Audio sample rate in Hz. When None, uses the pipeline’s configured sample rate.
base_url
str
default:"wss://api.together.ai/v1"
WebSocket base URL for Together AI API.
settings
TogetherSTTService.Settings
default:"None"
Runtime-configurable settings. See Settings below.
ttfs_p99_latency
float
default:"1.00"
P99 latency from speech end to final transcript in seconds. Override for your deployment. See https://github.com/pipecat-ai/stt-benchmark.

Settings

Runtime-configurable settings passed via the settings constructor argument using TogetherSTTService.Settings(...). These can be updated mid-conversation with STTUpdateSettingsFrame.
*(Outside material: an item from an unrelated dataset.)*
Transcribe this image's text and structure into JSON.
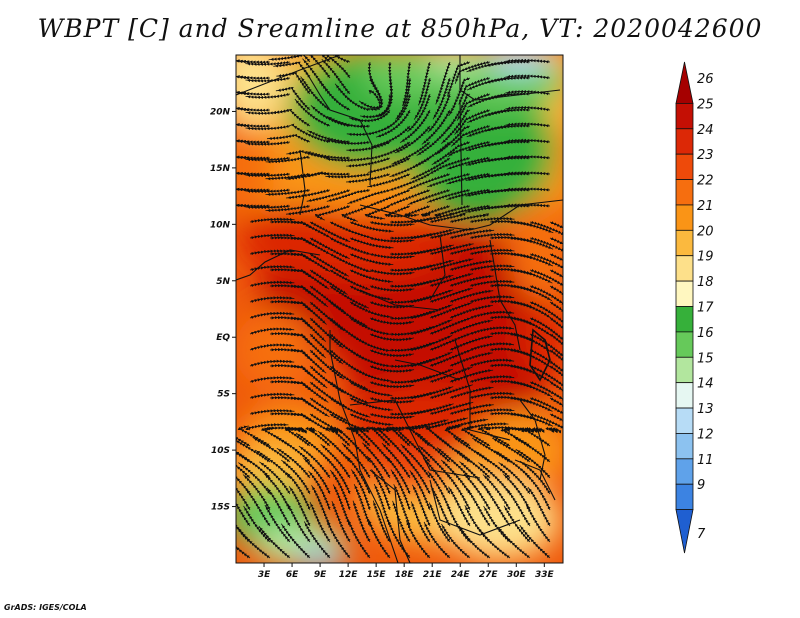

See Service Settings for details.
ParameterTypeDefaultDescription
modelstr"openai/whisper-large-v3"Model identifier. (Inherited.)
languageLanguage | strLanguage.ENLanguage for transcription. (Inherited)

Usage

Basic Setup

import os
from pipecat.services.together import TogetherSTTService

stt = TogetherSTTService(
    api_key=os.getenv("TOGETHER_API_KEY"),
)

With Custom Settings

from pipecat.services.together import TogetherSTTService
from pipecat.transcriptions.language import Language

stt = TogetherSTTService(
    api_key=os.getenv("TOGETHER_API_KEY"),
    settings=TogetherSTTService.Settings(
        model="openai/whisper-large-v3",
        language=Language.EN,
    ),
)

In a Voice Pipeline

from pipecat.audio.vad.silero import SileroVADAnalyzer
from pipecat.pipeline.pipeline import Pipeline
from pipecat.processors.audio.vad_processor import VADProcessor
from pipecat.services.together import TogetherSTTService

stt = TogetherSTTService(api_key=os.getenv("TOGETHER_API_KEY"))
vad_processor = VADProcessor(vad_analyzer=SileroVADAnalyzer())

pipeline = Pipeline([
    transport.input(),
    vad_processor,
    stt,
    # ... rest of pipeline
])

Notes

  • Together AI’s STT service uses an OpenAI-compatible WebSocket protocol for real-time transcription.
  • The service automatically handles reconnection on connection errors.
  • Transcription is committed when VADUserStoppedSpeakingFrame is received.